Big Hex to binary

Question

I have looked at a lot of post here on stackoverflow concerning this problem, I have found partial solutions but so far I have yet to find a solution that works for me. new BigDecimal("3324679375210329505").toString(2); Seems to work best for me (from: Convert a large 2^63 decimal to binary) but I do need leading and trailing zeros. Is there anyway I can convert a large (bigger than a long) hex to a binary (String) representation?

Thanks in advance.

Answer 1

The BigInteger class handles arbitrarily large numbers.
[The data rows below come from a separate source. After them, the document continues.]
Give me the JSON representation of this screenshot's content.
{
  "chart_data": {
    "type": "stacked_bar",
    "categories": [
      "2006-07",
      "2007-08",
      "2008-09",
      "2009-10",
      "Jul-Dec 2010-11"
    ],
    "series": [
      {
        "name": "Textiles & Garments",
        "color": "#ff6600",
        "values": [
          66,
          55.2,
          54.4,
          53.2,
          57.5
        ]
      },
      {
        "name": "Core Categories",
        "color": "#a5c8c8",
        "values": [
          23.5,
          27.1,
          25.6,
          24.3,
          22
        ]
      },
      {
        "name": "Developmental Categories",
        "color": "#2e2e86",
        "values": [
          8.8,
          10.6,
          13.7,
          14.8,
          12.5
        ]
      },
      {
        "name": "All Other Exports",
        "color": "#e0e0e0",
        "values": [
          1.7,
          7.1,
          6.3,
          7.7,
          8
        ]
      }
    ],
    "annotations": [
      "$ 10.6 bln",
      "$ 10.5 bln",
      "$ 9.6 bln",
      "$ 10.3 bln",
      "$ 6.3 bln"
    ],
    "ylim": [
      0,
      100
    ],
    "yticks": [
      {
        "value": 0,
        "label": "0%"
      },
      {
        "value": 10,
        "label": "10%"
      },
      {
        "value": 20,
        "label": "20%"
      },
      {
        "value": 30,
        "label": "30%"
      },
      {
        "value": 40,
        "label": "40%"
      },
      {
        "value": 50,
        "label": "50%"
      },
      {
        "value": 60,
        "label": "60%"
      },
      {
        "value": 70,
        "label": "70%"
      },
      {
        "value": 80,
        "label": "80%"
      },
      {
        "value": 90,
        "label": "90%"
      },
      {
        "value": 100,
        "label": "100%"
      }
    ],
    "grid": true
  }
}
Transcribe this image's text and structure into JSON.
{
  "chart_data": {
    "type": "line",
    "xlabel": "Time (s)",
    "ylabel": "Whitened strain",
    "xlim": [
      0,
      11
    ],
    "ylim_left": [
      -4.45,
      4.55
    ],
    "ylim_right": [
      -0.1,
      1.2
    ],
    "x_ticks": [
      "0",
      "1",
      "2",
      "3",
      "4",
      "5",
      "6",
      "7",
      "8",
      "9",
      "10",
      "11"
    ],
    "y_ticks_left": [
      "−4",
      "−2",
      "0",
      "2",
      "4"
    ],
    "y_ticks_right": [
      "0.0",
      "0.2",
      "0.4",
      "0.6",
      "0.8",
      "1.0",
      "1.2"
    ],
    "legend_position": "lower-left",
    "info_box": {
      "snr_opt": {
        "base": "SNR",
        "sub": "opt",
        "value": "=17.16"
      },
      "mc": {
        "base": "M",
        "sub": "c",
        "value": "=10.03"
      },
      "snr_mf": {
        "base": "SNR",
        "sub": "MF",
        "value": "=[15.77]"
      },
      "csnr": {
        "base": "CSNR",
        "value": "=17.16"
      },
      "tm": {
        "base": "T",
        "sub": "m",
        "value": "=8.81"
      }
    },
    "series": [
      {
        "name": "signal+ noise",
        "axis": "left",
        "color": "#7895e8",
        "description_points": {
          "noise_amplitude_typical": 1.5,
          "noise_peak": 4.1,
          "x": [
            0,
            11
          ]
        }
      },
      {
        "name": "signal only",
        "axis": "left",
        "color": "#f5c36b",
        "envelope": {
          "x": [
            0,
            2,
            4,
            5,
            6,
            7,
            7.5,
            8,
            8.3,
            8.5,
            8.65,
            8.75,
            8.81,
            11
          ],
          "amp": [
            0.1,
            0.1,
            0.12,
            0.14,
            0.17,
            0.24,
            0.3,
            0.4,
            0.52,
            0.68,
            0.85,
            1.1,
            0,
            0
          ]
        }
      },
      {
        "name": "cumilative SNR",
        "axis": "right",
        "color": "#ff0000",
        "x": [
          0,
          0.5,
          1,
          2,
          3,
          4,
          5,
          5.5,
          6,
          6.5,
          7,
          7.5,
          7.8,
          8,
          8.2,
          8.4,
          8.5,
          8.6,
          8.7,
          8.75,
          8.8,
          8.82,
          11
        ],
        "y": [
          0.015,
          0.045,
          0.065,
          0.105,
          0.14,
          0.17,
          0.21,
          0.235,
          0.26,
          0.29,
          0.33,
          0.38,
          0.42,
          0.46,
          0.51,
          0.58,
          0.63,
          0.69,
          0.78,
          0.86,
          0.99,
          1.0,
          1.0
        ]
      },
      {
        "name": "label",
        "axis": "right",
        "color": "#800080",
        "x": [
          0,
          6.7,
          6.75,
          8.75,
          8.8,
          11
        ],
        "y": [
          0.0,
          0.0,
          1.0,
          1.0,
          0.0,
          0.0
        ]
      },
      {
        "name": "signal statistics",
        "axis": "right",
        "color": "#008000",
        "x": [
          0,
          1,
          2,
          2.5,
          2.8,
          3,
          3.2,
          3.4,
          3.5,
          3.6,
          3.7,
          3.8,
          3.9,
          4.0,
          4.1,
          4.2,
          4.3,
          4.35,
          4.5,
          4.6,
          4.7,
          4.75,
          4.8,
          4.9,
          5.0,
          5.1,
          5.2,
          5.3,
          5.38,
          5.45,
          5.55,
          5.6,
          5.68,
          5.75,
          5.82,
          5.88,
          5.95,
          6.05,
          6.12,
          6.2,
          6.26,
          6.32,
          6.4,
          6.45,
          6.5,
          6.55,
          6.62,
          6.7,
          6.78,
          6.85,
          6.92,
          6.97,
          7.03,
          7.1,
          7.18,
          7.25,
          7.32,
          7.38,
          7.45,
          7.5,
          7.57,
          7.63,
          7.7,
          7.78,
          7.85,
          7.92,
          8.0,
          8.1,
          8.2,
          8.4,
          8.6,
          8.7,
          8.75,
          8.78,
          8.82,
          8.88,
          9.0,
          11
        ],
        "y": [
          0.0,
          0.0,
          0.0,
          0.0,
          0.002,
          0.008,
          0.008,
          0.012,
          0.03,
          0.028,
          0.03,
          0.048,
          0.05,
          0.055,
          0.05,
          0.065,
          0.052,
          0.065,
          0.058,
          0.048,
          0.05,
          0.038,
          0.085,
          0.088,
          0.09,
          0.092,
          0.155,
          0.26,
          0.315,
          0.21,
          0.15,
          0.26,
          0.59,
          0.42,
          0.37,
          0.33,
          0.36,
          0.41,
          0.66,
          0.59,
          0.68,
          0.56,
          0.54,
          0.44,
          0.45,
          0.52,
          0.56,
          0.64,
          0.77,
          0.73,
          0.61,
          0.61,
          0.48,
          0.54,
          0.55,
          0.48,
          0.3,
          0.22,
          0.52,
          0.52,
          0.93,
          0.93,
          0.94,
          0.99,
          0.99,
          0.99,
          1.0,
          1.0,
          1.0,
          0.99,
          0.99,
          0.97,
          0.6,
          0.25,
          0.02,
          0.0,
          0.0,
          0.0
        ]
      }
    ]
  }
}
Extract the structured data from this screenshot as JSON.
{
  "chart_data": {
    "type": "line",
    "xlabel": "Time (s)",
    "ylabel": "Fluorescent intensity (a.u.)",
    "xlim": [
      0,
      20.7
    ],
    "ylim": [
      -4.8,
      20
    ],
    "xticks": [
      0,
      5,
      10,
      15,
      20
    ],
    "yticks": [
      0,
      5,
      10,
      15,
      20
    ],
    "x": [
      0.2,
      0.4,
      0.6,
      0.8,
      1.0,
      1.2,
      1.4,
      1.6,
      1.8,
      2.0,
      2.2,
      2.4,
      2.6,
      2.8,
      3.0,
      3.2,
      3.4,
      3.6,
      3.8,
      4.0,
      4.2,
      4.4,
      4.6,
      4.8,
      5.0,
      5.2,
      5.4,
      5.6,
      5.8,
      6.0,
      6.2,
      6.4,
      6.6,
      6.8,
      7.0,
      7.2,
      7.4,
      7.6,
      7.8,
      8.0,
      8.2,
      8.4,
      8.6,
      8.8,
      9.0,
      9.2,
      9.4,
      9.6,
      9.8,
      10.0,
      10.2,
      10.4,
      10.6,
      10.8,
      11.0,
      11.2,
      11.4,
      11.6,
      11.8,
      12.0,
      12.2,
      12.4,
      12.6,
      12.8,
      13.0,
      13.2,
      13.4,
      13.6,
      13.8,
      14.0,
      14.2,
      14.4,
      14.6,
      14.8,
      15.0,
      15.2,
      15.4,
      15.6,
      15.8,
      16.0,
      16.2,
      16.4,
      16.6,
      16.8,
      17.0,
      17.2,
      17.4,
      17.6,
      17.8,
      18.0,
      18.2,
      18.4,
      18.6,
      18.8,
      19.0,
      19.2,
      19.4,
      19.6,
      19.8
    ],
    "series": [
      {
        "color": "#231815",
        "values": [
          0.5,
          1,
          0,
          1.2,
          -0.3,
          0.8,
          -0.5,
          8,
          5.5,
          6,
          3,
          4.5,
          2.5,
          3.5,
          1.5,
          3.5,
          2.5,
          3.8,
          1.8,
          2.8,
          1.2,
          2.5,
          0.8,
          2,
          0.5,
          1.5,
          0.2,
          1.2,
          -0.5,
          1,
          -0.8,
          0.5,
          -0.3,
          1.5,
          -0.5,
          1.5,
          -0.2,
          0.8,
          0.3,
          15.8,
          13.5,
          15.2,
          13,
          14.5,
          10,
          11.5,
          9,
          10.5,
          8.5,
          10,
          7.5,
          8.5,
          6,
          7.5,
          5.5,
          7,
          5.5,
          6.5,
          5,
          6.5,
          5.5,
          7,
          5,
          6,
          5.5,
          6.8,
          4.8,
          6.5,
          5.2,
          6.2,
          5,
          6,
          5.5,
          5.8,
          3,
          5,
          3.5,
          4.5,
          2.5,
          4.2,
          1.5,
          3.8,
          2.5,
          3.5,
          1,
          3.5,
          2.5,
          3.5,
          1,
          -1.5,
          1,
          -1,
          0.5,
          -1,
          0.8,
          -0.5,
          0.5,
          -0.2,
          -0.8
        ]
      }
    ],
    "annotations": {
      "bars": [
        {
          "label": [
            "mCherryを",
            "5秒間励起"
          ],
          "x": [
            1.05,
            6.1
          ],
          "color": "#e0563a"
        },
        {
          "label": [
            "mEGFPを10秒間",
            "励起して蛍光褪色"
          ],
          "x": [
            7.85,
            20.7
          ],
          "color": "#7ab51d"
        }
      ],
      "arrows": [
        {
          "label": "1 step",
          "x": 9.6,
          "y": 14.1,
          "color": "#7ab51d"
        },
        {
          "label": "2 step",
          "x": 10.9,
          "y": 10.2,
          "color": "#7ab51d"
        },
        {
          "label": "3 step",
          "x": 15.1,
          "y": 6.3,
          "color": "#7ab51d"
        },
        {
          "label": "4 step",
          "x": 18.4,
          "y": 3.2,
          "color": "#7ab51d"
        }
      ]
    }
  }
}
Trailing zeroes are allready handled. To handle leading zeroes, simply add a "1" at the front, which ensures a leading "1" bit, then strip it back off again:

String bits = new BigInteger("1" + hex, 16).toStting(2).substring(1);

Answer 2

You need leading zeroes? I don't know of a built-in function, but you can easily implement it yourself:

public static String hex2binary(String hex) {
    StringBuilder result = new StringBuilder(hex.length() * 4);
    for (char c : hex.toUpperCase().toCharArray()) {
        switch (c) {
        case '0': result.append("0000"); break;
        case '1': result.append("0001"); break;
        case '2': result.append("0010"); break;
        case '3': result.append("0011"); break;
        case '4': result.append("0100"); break;
        case '5': result.append("0101"); break;
        case '6': result.append("0110"); break;
        case '7': result.append("0111"); break;
        case '8': result.append("1000"); break;
        case '9': result.append("1001"); break;
        case 'A': result.append("1010"); break;
        case 'B': result.append("1011"); break;
        case 'C': result.append("1100"); break;
        case 'D': result.append("1101"); break;
        case 'E': result.append("1110"); break;
        case 'F': result.append("1111"); break;
        default: throw new IllegalArgumentException("Invalid hex: '" + hex + "'");
        }
    }
    return result.toString();
}